The new draft also omits a recommendation in the rescinded guidance that, in addition to considering impacts of a project’s GHG emissions on the environment, NEPA reviews should address impacts of climate change on the project; for example, sea level rise affecting a coastal project site. Other laws and programs (e.g., for floodplain management) may call for such analysis, but arguably such “reverse NEPA” analysis is not itself a NEPA requirement.

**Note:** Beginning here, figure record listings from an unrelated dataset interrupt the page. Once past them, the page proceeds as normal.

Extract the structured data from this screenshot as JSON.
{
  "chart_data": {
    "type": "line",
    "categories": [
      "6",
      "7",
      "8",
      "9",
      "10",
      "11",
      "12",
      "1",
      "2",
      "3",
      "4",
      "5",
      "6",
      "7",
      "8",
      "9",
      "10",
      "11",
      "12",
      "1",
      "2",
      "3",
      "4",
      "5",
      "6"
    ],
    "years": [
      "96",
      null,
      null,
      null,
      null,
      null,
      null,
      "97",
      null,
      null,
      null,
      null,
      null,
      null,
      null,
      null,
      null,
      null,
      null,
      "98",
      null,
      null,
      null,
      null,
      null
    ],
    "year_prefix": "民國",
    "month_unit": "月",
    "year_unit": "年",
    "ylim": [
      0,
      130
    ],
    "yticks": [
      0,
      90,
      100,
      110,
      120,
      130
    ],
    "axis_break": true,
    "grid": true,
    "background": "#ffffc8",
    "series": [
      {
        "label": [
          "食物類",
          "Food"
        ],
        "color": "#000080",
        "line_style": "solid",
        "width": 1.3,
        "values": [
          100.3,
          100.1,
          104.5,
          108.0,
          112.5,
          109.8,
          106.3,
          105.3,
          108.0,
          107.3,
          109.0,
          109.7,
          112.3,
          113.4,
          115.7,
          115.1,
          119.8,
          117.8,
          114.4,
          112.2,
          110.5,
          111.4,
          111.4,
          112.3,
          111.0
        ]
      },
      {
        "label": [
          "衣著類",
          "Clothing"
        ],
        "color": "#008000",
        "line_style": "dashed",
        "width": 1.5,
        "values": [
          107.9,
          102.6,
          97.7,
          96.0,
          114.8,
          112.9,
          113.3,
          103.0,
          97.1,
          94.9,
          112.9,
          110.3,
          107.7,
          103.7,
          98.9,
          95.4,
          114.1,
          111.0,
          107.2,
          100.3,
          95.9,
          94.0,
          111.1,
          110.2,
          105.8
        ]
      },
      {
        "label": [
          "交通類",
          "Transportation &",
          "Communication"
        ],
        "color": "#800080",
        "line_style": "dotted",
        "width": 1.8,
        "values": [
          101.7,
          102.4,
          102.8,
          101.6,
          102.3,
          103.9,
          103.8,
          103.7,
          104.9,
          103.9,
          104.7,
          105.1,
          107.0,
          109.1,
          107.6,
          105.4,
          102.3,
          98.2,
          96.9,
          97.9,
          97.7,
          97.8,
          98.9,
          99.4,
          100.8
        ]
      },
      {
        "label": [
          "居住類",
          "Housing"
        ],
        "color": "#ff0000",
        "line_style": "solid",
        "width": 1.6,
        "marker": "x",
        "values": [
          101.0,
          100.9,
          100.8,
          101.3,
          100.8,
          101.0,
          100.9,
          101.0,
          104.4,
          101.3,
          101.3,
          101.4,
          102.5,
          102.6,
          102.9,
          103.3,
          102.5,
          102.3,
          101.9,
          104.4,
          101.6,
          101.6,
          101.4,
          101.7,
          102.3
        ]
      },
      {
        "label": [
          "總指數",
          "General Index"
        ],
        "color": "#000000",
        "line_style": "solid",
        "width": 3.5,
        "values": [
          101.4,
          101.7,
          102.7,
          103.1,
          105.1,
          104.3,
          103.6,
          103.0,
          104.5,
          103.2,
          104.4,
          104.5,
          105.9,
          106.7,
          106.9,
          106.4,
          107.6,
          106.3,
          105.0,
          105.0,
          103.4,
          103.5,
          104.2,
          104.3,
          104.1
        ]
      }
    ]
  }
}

In sum, the substantive differences between the new draft and the rescinded guidance are not so large (with the potential exception of the remark on insufficiency of but-for causation). CEQ’s cautious approach likely reflects recent cases such as WildEarth Guardians v. Zinke[1] and Citizens for a Healthy Community v. Bureau of Land Management[2] which respectively struck down the Bureau’s approval of oil and gas lease sales and a master development plan, for failure to sufficiently consider GHG emissions from “downstream” fuel combustion (though both courts ruled that BLM was not required to address the Social Cost of Carbon). No doubt the guidance, when finalized, will be invoked to support more limited GHG analysis by agencies in this administration, consistent with its other NEPA streamlining actions. Nevertheless, the draft does not provide support for categorically characterizing GHG impacts as too indirect, uncertain, attenuated or (on a project-specific basis) de minimis for NEPA consideration, as some may have expected after the President’s prompt rescission of the prior guidance.


[1] Case No. 16-1724 (RC) (March 19, 2019).

[2] Case No. 1:17-cv-02519-LTB-GPG (March 27, 2019).